Cook for 25 minutes or until the pumpkin is tender, draining well and allowing to cool.
Once cool, mash the pumpkin to a purée by hand or using a food processor until smooth.
Roll out the pastry on a lightly floured surface and line a 22 cm tart case, then chill for 15 minutes.
Line with baking parchment and fill with baking beans and blind bake for 15 minutes. Remove the beans and paper and continue to bake for 10 minutes until the base is pale gold in colour. Remove from the oven and allow to cool slightly.

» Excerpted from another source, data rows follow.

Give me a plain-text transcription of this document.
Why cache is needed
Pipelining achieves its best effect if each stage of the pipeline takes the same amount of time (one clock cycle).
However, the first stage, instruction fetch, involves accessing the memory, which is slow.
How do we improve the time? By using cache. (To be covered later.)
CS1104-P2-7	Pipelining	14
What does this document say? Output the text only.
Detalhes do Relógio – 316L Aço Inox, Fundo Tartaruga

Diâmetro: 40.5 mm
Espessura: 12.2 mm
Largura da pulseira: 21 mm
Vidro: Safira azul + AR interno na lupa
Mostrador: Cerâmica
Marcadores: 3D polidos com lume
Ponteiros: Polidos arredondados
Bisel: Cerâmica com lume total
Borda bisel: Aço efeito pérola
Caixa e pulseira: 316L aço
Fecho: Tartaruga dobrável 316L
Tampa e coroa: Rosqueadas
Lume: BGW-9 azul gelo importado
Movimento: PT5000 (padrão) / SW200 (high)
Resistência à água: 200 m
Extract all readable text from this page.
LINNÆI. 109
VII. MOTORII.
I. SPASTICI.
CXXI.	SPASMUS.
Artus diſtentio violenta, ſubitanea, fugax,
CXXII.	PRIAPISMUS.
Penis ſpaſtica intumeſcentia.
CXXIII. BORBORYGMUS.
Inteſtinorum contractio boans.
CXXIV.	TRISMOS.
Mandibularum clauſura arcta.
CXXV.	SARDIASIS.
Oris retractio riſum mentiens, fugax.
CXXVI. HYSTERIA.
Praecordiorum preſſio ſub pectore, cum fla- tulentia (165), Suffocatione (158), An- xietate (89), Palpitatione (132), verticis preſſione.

While the base is cooling, prepare the pie filling; beat the eggs and add to the puréed pumpkin, mixing to incorporate. Add the maple syrup, spices and evaporated milk.
Mix the filling ingredients until a smooth, silky mixture forms. Pour the mixture into the tart shell.
Bake in the centre of the oven for 15 minutes or until the pumpkin mixture is firm.
Serve hot or cold with a garnish of whipped cream.